The virtue of this book is in the details—after all, those are all the author has going for her to distinguish her from any other writer, or indeed any other (wo)Man on the Street. She begins her hilarious spinning of details from the very first—as part of a page-long “Reader’s Agreement,” she cons the unsuspecting reader into agreeing to “thrust your arms upward and emit a loud, staccato Hey! just like circus performers do at the end of each stunt” and that “you agree that yes, we all suffer, perhaps even daily and deeply, but who wants to hear it?,” and even to offer a credit card number and expiration date. On the publisher’s page, where they list copyrights and “not responsible fors,” we learn that her publisher, or maybe just her, is “not responsible for the weather, the moon, or the scalding nature of soup.” How could you not love someone who messes with the mundane like this?

She also, in a helpful way, offers an orientation to her era and lifestyle, right in the first few pages, as she summarizes our day with some key information: Cost of Living Averages, Countries in Power, Top News Stories, Ways We Exercise, Machines We Own, What We Call the Other Driver When Angry (bitch, asshole, fucking bitch, fucking asshole, for the record). This also helpfully provides an orientation to the type of book it’s going to be—hilarious twists on the utterly ordinary, from a very, very clever mind.

The rest of the book is touted as an encyclopedia, with a number of alphabetized entries containing random thoughts, sketches, events, and ponderings from her life. She has a section devoted to her childhood, a timeline that contains everything from being born (1965) to wondering why the sign “NO STANDEES” at front of the bus doesn’t just say “NO STANDING” (1976-1983). She also, in this inspired section, includes a few tables, in which she charts Things That Confused Me For Much Longer than They Should Have (Horatio Alger—baseball player or famous writer?; Which ones were the mittens and which ones were the gloves; Thought they were saying “ten year,” like really good teachers would be granted a ten-year contract. Tenure. Oh. They’re saying tenure.) and What My Friends Were Confused By As Children (I used to think I could see atoms, but it was just dust; I thought that when my parents were little the world was in black and white because all the pictures of them were black and white; I always got the words pedestrian and Presbyterian confused. I didn’t understand why Presbyterians always got the right of way.) Other encyclopedia entries chronicle strange thoughts or habits (“It would be difficult to convince me that leaning has no effect whatsoever on the outcome of my bowling”), random facts she’s picked up from friends (one of the employees at Encyclopedia Britannica designed it so that the spine said “Menage—Ottawa,” and the editors never picked up on it) and daily habits, such as when she used to leave change lying around the neighborhood, along with a note and a prestamped postcard asking the person who picked it up to tell her how she spent it.
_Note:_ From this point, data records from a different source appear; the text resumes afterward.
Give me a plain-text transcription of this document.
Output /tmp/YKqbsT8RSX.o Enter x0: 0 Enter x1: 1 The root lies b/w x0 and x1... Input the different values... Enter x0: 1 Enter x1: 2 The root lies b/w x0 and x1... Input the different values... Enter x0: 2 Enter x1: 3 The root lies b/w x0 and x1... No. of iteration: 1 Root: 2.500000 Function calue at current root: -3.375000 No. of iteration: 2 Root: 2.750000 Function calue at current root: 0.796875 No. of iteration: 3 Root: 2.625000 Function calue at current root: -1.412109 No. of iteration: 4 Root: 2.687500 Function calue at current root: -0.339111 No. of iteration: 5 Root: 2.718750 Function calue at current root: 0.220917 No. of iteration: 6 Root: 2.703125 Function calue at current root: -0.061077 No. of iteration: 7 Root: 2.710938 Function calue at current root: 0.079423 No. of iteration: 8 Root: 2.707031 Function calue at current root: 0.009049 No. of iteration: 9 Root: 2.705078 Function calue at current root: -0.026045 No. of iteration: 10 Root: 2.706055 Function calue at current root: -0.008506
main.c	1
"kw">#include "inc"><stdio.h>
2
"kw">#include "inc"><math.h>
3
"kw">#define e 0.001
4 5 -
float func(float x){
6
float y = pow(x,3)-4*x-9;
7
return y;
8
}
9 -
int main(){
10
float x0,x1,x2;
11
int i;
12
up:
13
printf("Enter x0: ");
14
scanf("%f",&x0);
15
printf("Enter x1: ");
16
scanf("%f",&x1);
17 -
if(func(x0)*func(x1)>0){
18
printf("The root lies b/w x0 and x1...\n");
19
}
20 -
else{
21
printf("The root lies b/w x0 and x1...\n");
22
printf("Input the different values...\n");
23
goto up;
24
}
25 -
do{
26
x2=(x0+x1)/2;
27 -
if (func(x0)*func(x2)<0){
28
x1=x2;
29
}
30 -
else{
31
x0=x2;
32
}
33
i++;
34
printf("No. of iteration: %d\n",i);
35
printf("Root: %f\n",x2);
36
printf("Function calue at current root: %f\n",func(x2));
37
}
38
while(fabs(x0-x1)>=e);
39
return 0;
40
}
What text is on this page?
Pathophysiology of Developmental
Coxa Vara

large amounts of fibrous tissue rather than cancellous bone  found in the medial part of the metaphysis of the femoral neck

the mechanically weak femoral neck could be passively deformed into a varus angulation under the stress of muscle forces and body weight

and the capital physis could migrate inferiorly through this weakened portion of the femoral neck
Since this book is small in aim and scope, it is unlikely to change any lives; yet, it is well worth the reading. As she weaves certain themes into her encyclopedia—childhood, parenting, happiness, loss—so subtly that a mere skimmer might not notice them, Rosenthal shows herself to be, in addition to being charming and utterly hilarious, warm and wise, a devoted wife and mother, a keen observer of human nature, both in herself and in others, and the foibles of modern life. (We really do call other drivers by those names, after all.)